(Reuters Health) - The number of women diagnosed with high blood pressure when they become pregnant or during the first 20 weeks of pregnancy has risen sharply in the U.S. over the last four decades, a new study suggests.
An analysis of the records of more than 150 million women who gave birth in U.S. hospitals found a 13-fold increase in hypertension rates between 1970 and 2010 overall, with the impact felt more strongly among African American women and older mothers-to-be, according to the results published in Hypertension.
One of the factors driving the increasing rates of hypertension in pregnant women may be the trend towards having children later in life, said the study’s lead author Cande Ananth, a professor and chief of the division of epidemiology and biostatistics in the obstetrics, gynecology and reproductive sciences department at Rutgers Robert Wood Johnson Medical School in New Jersey.
“There was a very, very striking advanced maternal age effect,” Ananth said. “Women are electing to postpone pregnancy. The mean age at which women become pregnant has increased by four to five years over a four-decade period. And we know that older maternal age is associated with hypertension.”

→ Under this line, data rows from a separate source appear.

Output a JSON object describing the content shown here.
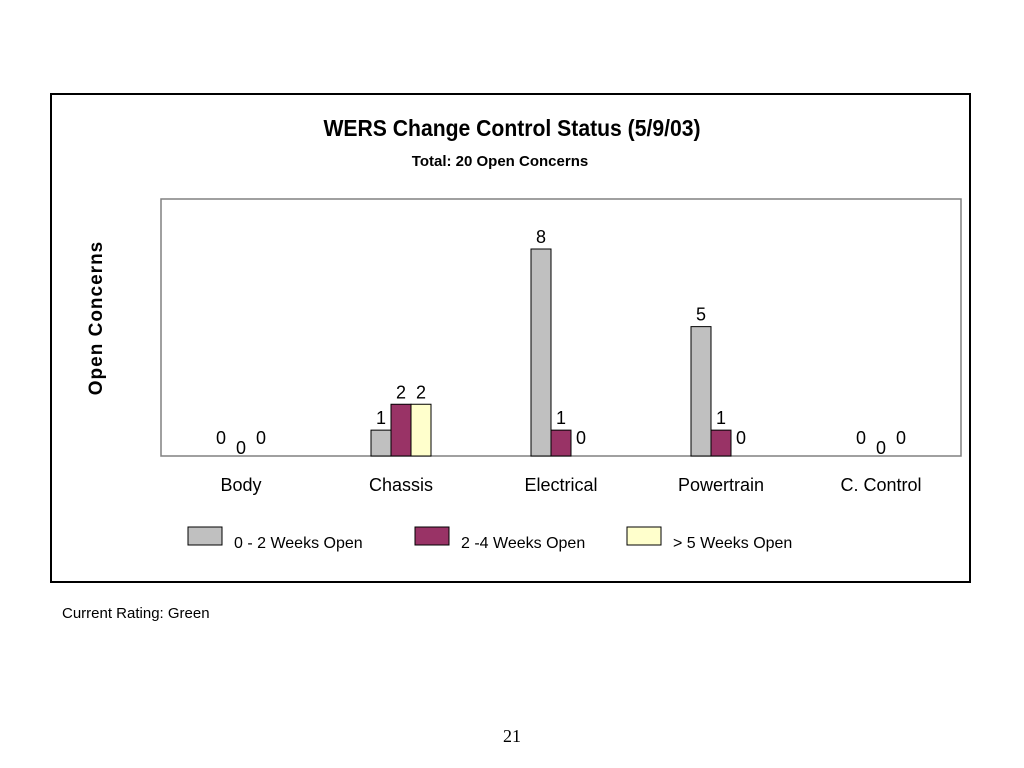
{
  "chart_data": {
    "type": "bar",
    "title": "WERS Change Control Status (5/9/03)",
    "subtitle": "Total:  20 Open Concerns",
    "xlabel": "",
    "ylabel": "Open Concerns",
    "categories": [
      "Body",
      "Chassis",
      "Electrical",
      "Powertrain",
      "C. Control"
    ],
    "series": [
      {
        "name": "0 - 2 Weeks Open",
        "values": [
          0,
          1,
          8,
          5,
          0
        ],
        "color": "#c0c0c0"
      },
      {
        "name": "2 -4 Weeks Open",
        "values": [
          0,
          2,
          1,
          1,
          0
        ],
        "color": "#993366"
      },
      {
        "name": "> 5 Weeks Open",
        "values": [
          0,
          2,
          0,
          0,
          0
        ],
        "color": "#ffffcc"
      }
    ],
    "data_labels": [
      [
        "0",
        "1",
        "8",
        "5",
        "0"
      ],
      [
        "0",
        "2",
        "1",
        "1",
        "0"
      ],
      [
        "0",
        "2",
        "0",
        "0",
        "0"
      ]
    ],
    "ylim": [
      0,
      10
    ],
    "grid": false,
    "legend": "bottom"
  },
  "footer": {
    "rating": "Current Rating:  Green"
  },
  "page_number": "21"
}
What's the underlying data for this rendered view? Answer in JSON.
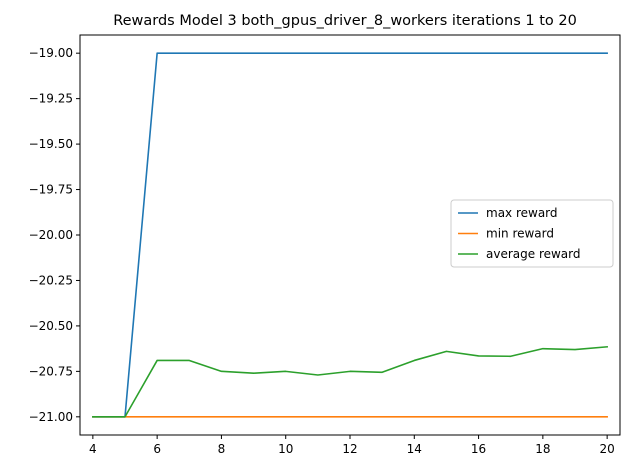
{
  "chart_data": {
    "type": "line",
    "title": "Rewards Model 3 both_gpus_driver_8_workers iterations 1 to 20",
    "xlabel": "",
    "ylabel": "",
    "xlim": [
      3.6,
      20.4
    ],
    "ylim": [
      -21.1,
      -18.9
    ],
    "xticks": [
      4,
      6,
      8,
      10,
      12,
      14,
      16,
      18,
      20
    ],
    "xtick_labels": [
      "4",
      "6",
      "8",
      "10",
      "12",
      "14",
      "16",
      "18",
      "20"
    ],
    "yticks": [
      -19.0,
      -19.25,
      -19.5,
      -19.75,
      -20.0,
      -20.25,
      -20.5,
      -20.75,
      -21.0
    ],
    "ytick_labels": [
      "−19.00",
      "−19.25",
      "−19.50",
      "−19.75",
      "−20.00",
      "−20.25",
      "−20.50",
      "−20.75",
      "−21.00"
    ],
    "grid": false,
    "legend_position": "center-right",
    "x": [
      4,
      5,
      6,
      7,
      8,
      9,
      10,
      11,
      12,
      13,
      14,
      15,
      16,
      17,
      18,
      19,
      20
    ],
    "series": [
      {
        "name": "max reward",
        "color": "#1f77b4",
        "values": [
          -21.0,
          -21.0,
          -19.0,
          -19.0,
          -19.0,
          -19.0,
          -19.0,
          -19.0,
          -19.0,
          -19.0,
          -19.0,
          -19.0,
          -19.0,
          -19.0,
          -19.0,
          -19.0,
          -19.0
        ]
      },
      {
        "name": "min reward",
        "color": "#ff7f0e",
        "values": [
          -21.0,
          -21.0,
          -21.0,
          -21.0,
          -21.0,
          -21.0,
          -21.0,
          -21.0,
          -21.0,
          -21.0,
          -21.0,
          -21.0,
          -21.0,
          -21.0,
          -21.0,
          -21.0,
          -21.0
        ]
      },
      {
        "name": "average reward",
        "color": "#2ca02c",
        "values": [
          -21.0,
          -21.0,
          -20.69,
          -20.69,
          -20.75,
          -20.76,
          -20.75,
          -20.77,
          -20.75,
          -20.755,
          -20.69,
          -20.64,
          -20.665,
          -20.667,
          -20.625,
          -20.63,
          -20.615
        ]
      }
    ]
  }
}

To take a closer look at hypertension trends, Ananth and his colleagues turned to the data from the National Hospital Discharge Survey compiled by the U.S. Centers for Disease Control and Prevention.
The researchers focused on hospitalizations for childbirth that occurred between 1970 and 2010. Included in the analysis were data from 151,554,325 delivery-related hospitalizations.
Among the women in the study, overall prevalence of chronic hypertension was 0.63%, with a two-fold higher rate among African American women (1.24%) compared with white women (0.53%). Rates of hypertension showed a steady increase with advancing maternal age among both African American and white women.
When the researchers looked at the data year by year, they found rates of chronic hypertension increased, on average, by 6% per year overall. White women experienced larger yearly increases averaging 7%, compared with 4% among African American women.
One surprising result was that rates of chronic hypertension did not appear to be affected by changes in obesity or maternal smoking.
Ananth advises women to work on their diets and overall health if they plan to become pregnant. “A balanced diet is incredibly important during pregnancy,” he said.
Rates of hypertension might be improved if women sought care from an obstetrician before they became pregnant, Ananth said. “Many don’t seek care until they know they are pregnant,” he added.
The new study highlights “a disturbing trend,” said Dr. Leena Nathan, an assistant clinical professor at the University of California, Los Angeles. “We’re seeing more high blood pressure in pregnant women, which can be dangerous to the moms’ and the babies’ health.”
When pregnant women have high blood pressure, “there are concerns ranging from the size of the fetus to the blood flow to the placenta not being as robust as it should be all the way to preeclampsia which can lead to seizures in the mom,” Nathan said.
Nathan, who wasn’t involved in the study, also attributes rising rates of hypertension to increasing numbers of women putting off childbearing. “I don’t think older age can explain it all, but it is a major risk factor. The body isn’t as healthy as you get older,” she said.
The new findings, especially those pertaining to African American women, did not surprise Dr. Priya Rajan, an associate professor in the division of maternal-fetal medicine at Northwestern University’s Feinberg School of Medicine in Chicago who wasn’t involved in the research. “We are starting to understand the impact a lifetime of stress that comes from just being black has on a woman’s health,” she said.
Rajan also wonders what the impact of missing information was on the study’s findings, noting that 19% of the women in the study population had no race data.